Vantagem de Lula sobre Flávio cai no 2º turno, empate técnico se mantém, diz Quaest
Pesquisa Quaest aponta queda na vantagem de Lula sobre Flávio Bolsonaro no segundo turno, configurando empate técnico com 42% contra 41%. No primeiro turno, o presidente lidera com 37%, seguido pelo senador com 29% ou 30%, dependendo da presença de Pablo Marçal.

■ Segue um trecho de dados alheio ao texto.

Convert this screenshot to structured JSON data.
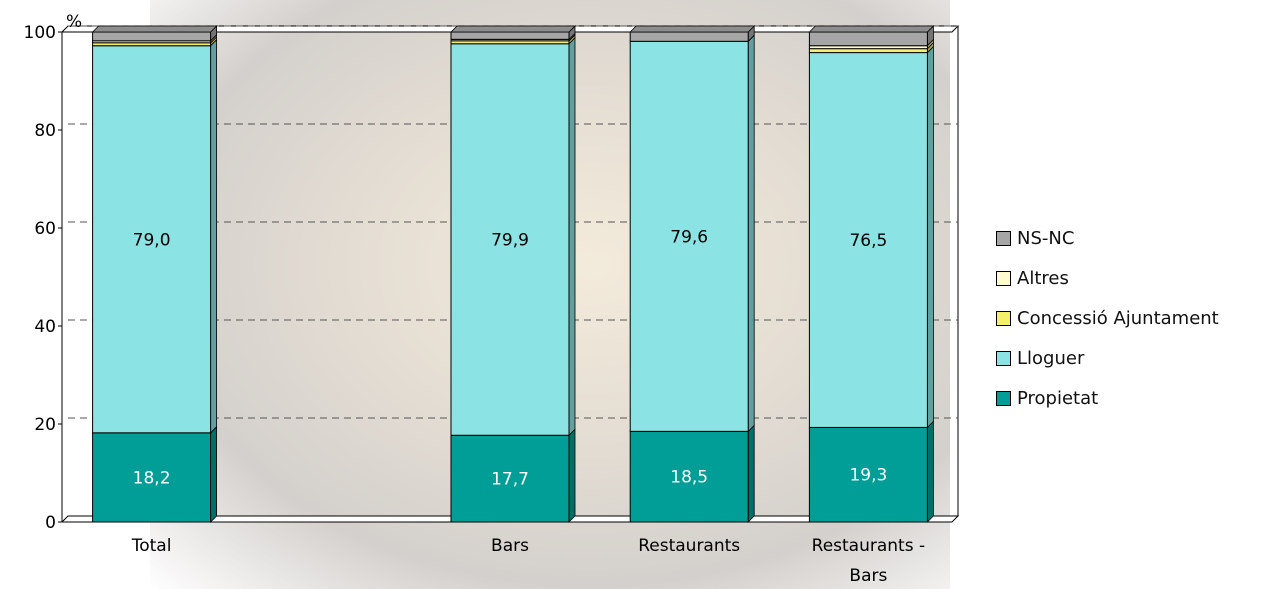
{
  "colors": {
    "ns_nc": "#a6a6a6",
    "altres": "#fffbd0",
    "concessio": "#f5f06a",
    "lloguer": "#8ce3e3",
    "propietat": "#009e96",
    "gridline": "#555555"
  },
  "chart_data": {
    "type": "bar",
    "stacked": true,
    "ylabel": "%",
    "ylim": [
      0,
      100
    ],
    "yticks": [
      0,
      20,
      40,
      60,
      80,
      100
    ],
    "grid": "dashed horizontal",
    "legend_position": "right",
    "categories": [
      "Total",
      "",
      "Bars",
      "Restaurants",
      "Restaurants -\nBars"
    ],
    "category_lines": [
      [
        "Total"
      ],
      [],
      [
        "Bars"
      ],
      [
        "Restaurants"
      ],
      [
        "Restaurants -",
        "Bars"
      ]
    ],
    "series": [
      {
        "name": "Propietat",
        "color_key": "propietat",
        "values": [
          18.2,
          null,
          17.7,
          18.5,
          19.3
        ],
        "labels": [
          "18,2",
          "",
          "17,7",
          "18,5",
          "19,3"
        ]
      },
      {
        "name": "Lloguer",
        "color_key": "lloguer",
        "values": [
          79.0,
          null,
          79.9,
          79.6,
          76.5
        ],
        "labels": [
          "79,0",
          "",
          "79,9",
          "79,6",
          "76,5"
        ]
      },
      {
        "name": "Concessió Ajuntament",
        "color_key": "concessio",
        "values": [
          0.6,
          null,
          0.6,
          0.0,
          0.8
        ],
        "labels": []
      },
      {
        "name": "Altres",
        "color_key": "altres",
        "values": [
          0.4,
          null,
          0.3,
          0.0,
          0.6
        ],
        "labels": []
      },
      {
        "name": "NS-NC",
        "color_key": "ns_nc",
        "values": [
          1.8,
          null,
          1.5,
          1.9,
          2.8
        ],
        "labels": []
      }
    ]
  },
  "legend": {
    "items": [
      {
        "label": "NS-NC",
        "color_key": "ns_nc"
      },
      {
        "label": "Altres",
        "color_key": "altres"
      },
      {
        "label": "Concessió Ajuntament",
        "color_key": "concessio"
      },
      {
        "label": "Lloguer",
        "color_key": "lloguer"
      },
      {
        "label": "Propietat",
        "color_key": "propietat"
      }
    ]
  }
}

Augusto Cury consolida-se em terceiro lugar com 10%, distante dos líderes, enquanto os demais candidatos não superam 3%. O levantamento ouviu 2.004 pessoas entre 30 de agosto e 1º de setembro, com margem de erro de dois pontos percentuais.
A vantagem numérica do presidente Luiz Inácio Lula da Silva (PT) sobre o senador Flávio Bolsonaro (PL-RJ) caiu em um potencial segundo turno da eleição presidencial de outubro, mostrou pesquisa Quaest divulgada nesta quarta-feira pelo jornal O Globo, que indicou ainda persistência do cenário de empate técnico entre ambos.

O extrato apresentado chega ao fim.